Langsung ke konten utama

Lelaki Calon Penghuni Surga


Dalam musnad Imam Ahmad, diriwayatkan dari Anas ra: “Kami (para shahabat) suatu ketika duduk bersama Nabi saw. Beliau bersabda: “Akan datang kepada kalian di jalan yang kecil ini seorang laki-laki diantara ahli surga (rajulun min ahli jannah)”. Maka Anas menceritakan, ternyata datang seorang laki-laki dari kalangan Anshar yang jenggotnya itu basah bekas air wudhu dan ia menjinjing sandalnya di tangan kirinya, lalu dia mengucapkan salam. Besoknya Rasulullah saw berkata kembali, “Akan datang kepada kalian seorang laki-laki calon ahli surga”. Ternyata, orang yang sama. Kemudian di hari ketiga, Rasulullah saw kembali mengatakan hal yang sama, dan yang muncul lelaki itu lagi. Ketika Rasulullah saw tegak berdiri hendak pergi, Abdullah bin Amr mengikuti orang itu dan ia berkata kepada orang itu, “Wahai fulan, aku sedang bertengkar dengan bapakku maka aku bersumpah tidak masuk ke rumah bapakku selama 3 hari. Jika engkau sudi menampungku selama 3 hari, maka aku ingin sekali bersamamu. Maka orang itu mempersilakan”.
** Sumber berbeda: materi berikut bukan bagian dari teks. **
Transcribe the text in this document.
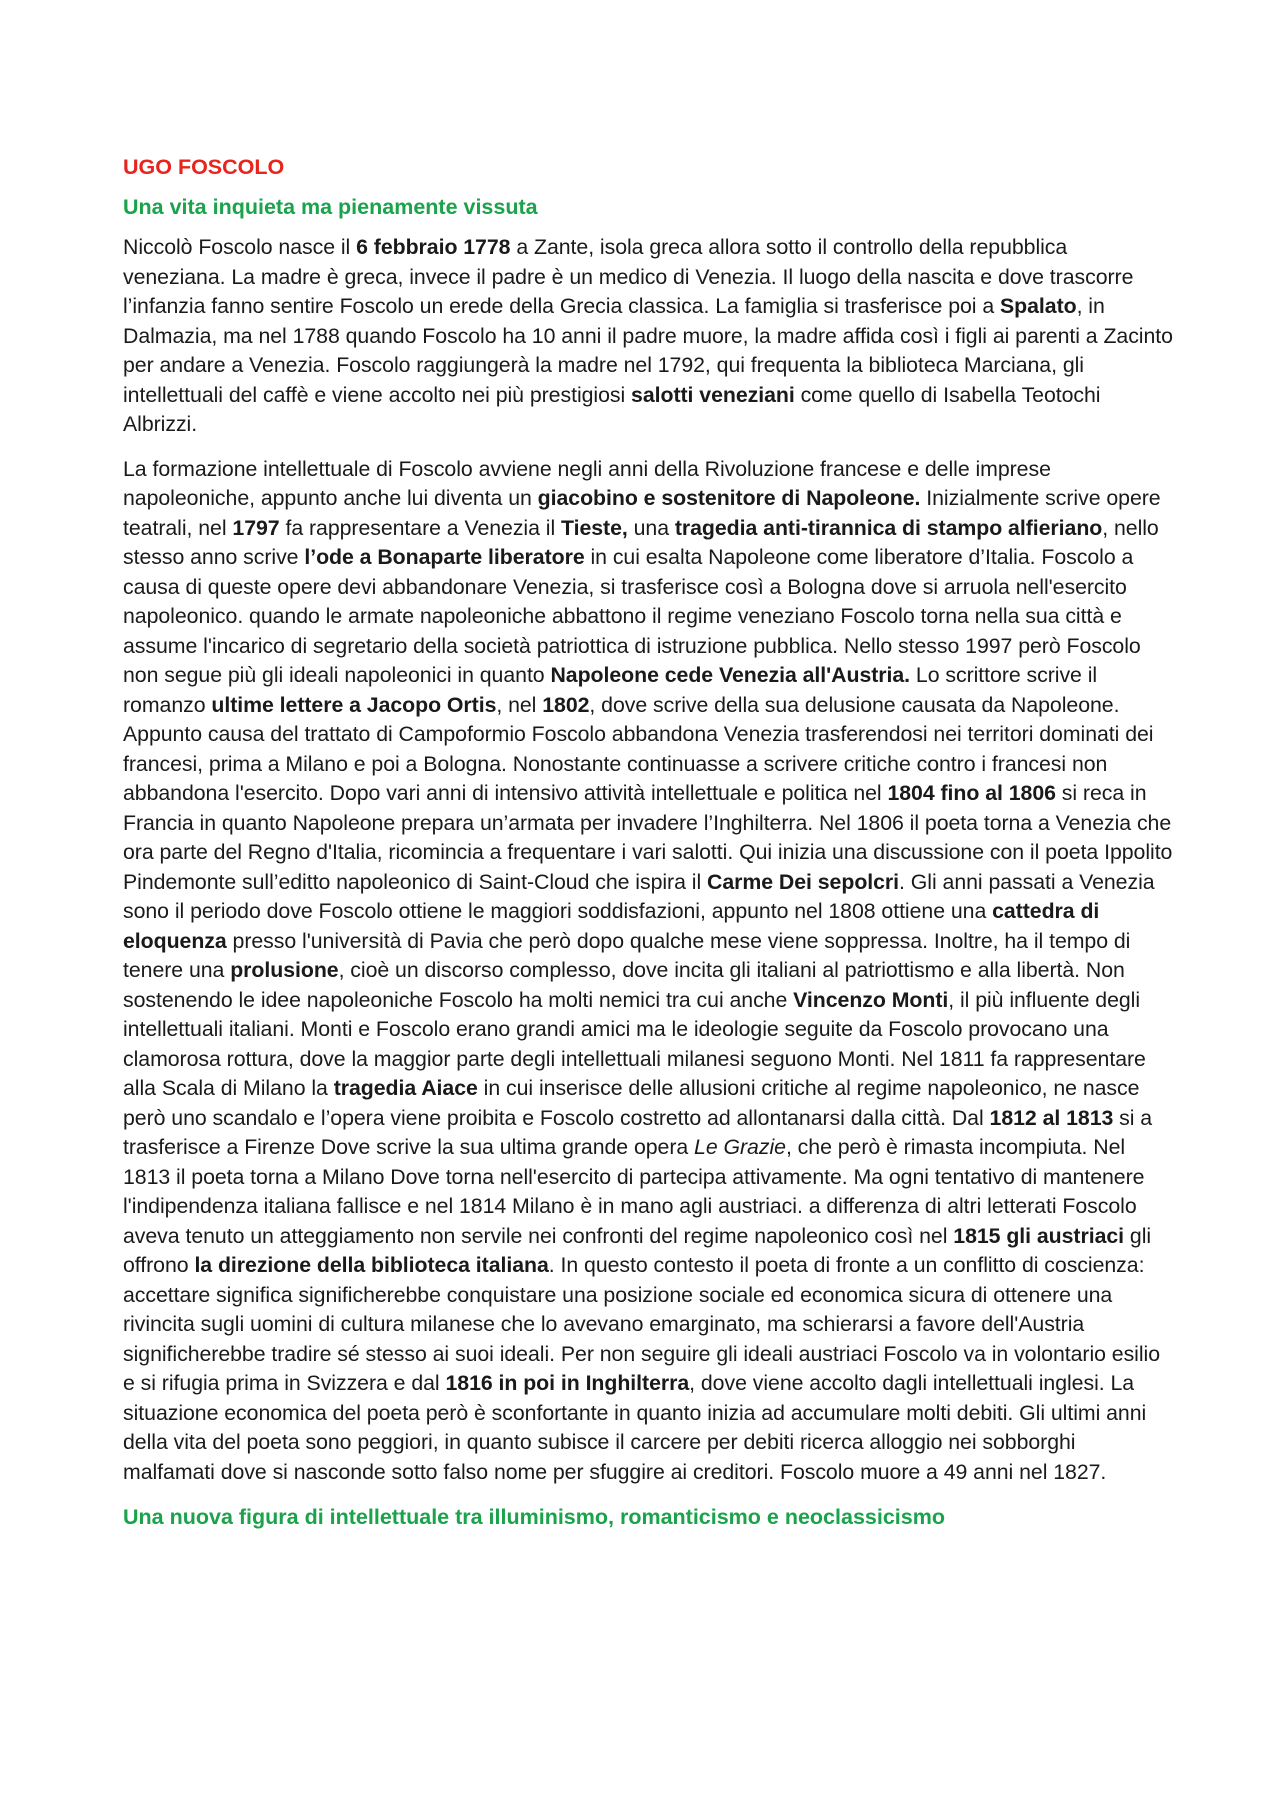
UGO FOSCOLO
Una vita inquieta ma pienamente vissuta

Niccolò Foscolo nasce il 6 febbraio 1778 a Zante, isola greca allora sotto il controllo della repubblica veneziana. La madre è greca, invece il padre è un medico di Venezia. Il luogo della nascita e dove trascorre l’infanzia fanno sentire Foscolo un erede della Grecia classica. La famiglia si trasferisce poi a Spalato, in Dalmazia, ma nel 1788 quando Foscolo ha 10 anni il padre muore, la madre affida così i figli ai parenti a Zacinto per andare a Venezia. Foscolo raggiungerà la madre nel 1792, qui frequenta la biblioteca Marciana, gli intellettuali del caffè e viene accolto nei più prestigiosi salotti veneziani come quello di Isabella Teotochi Albrizzi.

La formazione intellettuale di Foscolo avviene negli anni della Rivoluzione francese e delle imprese napoleoniche, appunto anche lui diventa un giacobino e sostenitore di Napoleone. Inizialmente scrive opere teatrali, nel 1797 fa rappresentare a Venezia il Tieste, una tragedia anti-tirannica di stampo alfieriano, nello stesso anno scrive l’ode a Bonaparte liberatore in cui esalta Napoleone come liberatore d’Italia. Foscolo a causa di queste opere devi abbandonare Venezia, si trasferisce così a Bologna dove si arruola nell'esercito napoleonico. quando le armate napoleoniche abbattono il regime veneziano Foscolo torna nella sua città e assume l'incarico di segretario della società patriottica di istruzione pubblica. Nello stesso 1997 però Foscolo non segue più gli ideali napoleonici in quanto Napoleone cede Venezia all'Austria. Lo scrittore scrive il romanzo ultime lettere a Jacopo Ortis, nel 1802, dove scrive della sua delusione causata da Napoleone. Appunto causa del trattato di Campoformio Foscolo abbandona Venezia trasferendosi nei territori dominati dei francesi, prima a Milano e poi a Bologna. Nonostante continuasse a scrivere critiche contro i francesi non abbandona l'esercito. Dopo vari anni di intensivo attività intellettuale e politica nel 1804 fino al 1806 si reca in Francia in quanto Napoleone prepara un’armata per invadere l’Inghilterra. Nel 1806 il poeta torna a Venezia che ora parte del Regno d'Italia, ricomincia a frequentare i vari salotti. Qui inizia una discussione con il poeta Ippolito Pindemonte sull’editto napoleonico di Saint-Cloud che ispira il Carme Dei sepolcri. Gli anni passati a Venezia sono il periodo dove Foscolo ottiene le maggiori soddisfazioni, appunto nel 1808 ottiene una cattedra di eloquenza presso l'università di Pavia che però dopo qualche mese viene soppressa. Inoltre, ha il tempo di tenere una prolusione, cioè un discorso complesso, dove incita gli italiani al patriottismo e alla libertà. Non sostenendo le idee napoleoniche Foscolo ha molti nemici tra cui anche Vincenzo Monti, il più influente degli intellettuali italiani. Monti e Foscolo erano grandi amici ma le ideologie seguite da Foscolo provocano una clamorosa rottura, dove la maggior parte degli intellettuali milanesi seguono Monti. Nel 1811 fa rappresentare alla Scala di Milano la tragedia Aiace in cui inserisce delle allusioni critiche al regime napoleonico, ne nasce però uno scandalo e l’opera viene proibita e Foscolo costretto ad allontanarsi dalla città. Dal 1812 al 1813 si a trasferisce a Firenze Dove scrive la sua ultima grande opera Le Grazie, che però è rimasta incompiuta. Nel 1813 il poeta torna a Milano Dove torna nell'esercito di partecipa attivamente. Ma ogni tentativo di mantenere l'indipendenza italiana fallisce e nel 1814 Milano è in mano agli austriaci. a differenza di altri letterati Foscolo aveva tenuto un atteggiamento non servile nei confronti del regime napoleonico così nel 1815 gli austriaci gli offrono la direzione della biblioteca italiana. In questo contesto il poeta di fronte a un conflitto di coscienza: accettare significa significherebbe conquistare una posizione sociale ed economica sicura di ottenere una rivincita sugli uomini di cultura milanese che lo avevano emarginato, ma schierarsi a favore dell'Austria significherebbe tradire sé stesso ai suoi ideali. Per non seguire gli ideali austriaci Foscolo va in volontario esilio e si rifugia prima in Svizzera e dal 1816 in poi in Inghilterra, dove viene accolto dagli intellettuali inglesi. La situazione economica del poeta però è sconfortante in quanto inizia ad accumulare molti debiti. Gli ultimi anni della vita del poeta sono peggiori, in quanto subisce il carcere per debiti ricerca alloggio nei sobborghi malfamati dove si nasconde sotto falso nome per sfuggire ai creditori. Foscolo muore a 49 anni nel 1827.

Una nuova figura di intellettuale tra illuminismo, romanticismo e neoclassicismo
Kata Anas, maka Abdullah bin Amr bercerita bahwa ia tinggal bersama orang yang dikatakan Rasulullah saw sebagai ahli surga, selama 3 malam. Aku ingin melihatnya, ternyata dia tidak pernah shalat malam, shalat tahajud, kecuali ketika dia berbalik dalam tidurnya ia selalu berdzikir kepada Allah dan bertakbir. Demikianlah sampai ia terjaga hanya untuk shalat shubuh saja. Kata Abdullah, “Aku tidak pernah mendengar perkataan jelek dari orang itu”.
Abdullah pun bercerita bahwa ketika selesai 3 malam, “Aku hampir merendahkan seluruh amal lelaki yang dijanjikan Rasulullah bakan masuk surga itu. Aku pun berkata kepadanya, “Hai abdullah (hamba Allah), sebenarnya antara bapak dan saya tidak ada kebencian ataupun pertengkaran, tetapi sejujurnya aku hanya ingin tinggal di rumahmu saja, sebab Rasulullah pernah berkata tiga kali bahwa kamu itu adalah calon ahli surga, maka aku ke rumahmu hanya ingin sekedar tahu apa yang engkau lakukan sehingga aku bisa mencontoh, tetapi aku tidak melihat engkau banyak beramal, tidur melulu. Apa yang membuat Rasulullah berkata demikian?”
Orang itu menjawab, “Tidak ada selain apa yang telah engkau lihat, kecuali aku tidak pernah menyimpan rasa benci atau menipu orang lain, dan tidak pernah punya rasa hasad atas kebaikan yang telah Allah berikan atas orang itu”.
Berkatalah Abdullah, “Itulah yang telah Allah berikan kepadamu dan inilah yang aku tidak mampu!”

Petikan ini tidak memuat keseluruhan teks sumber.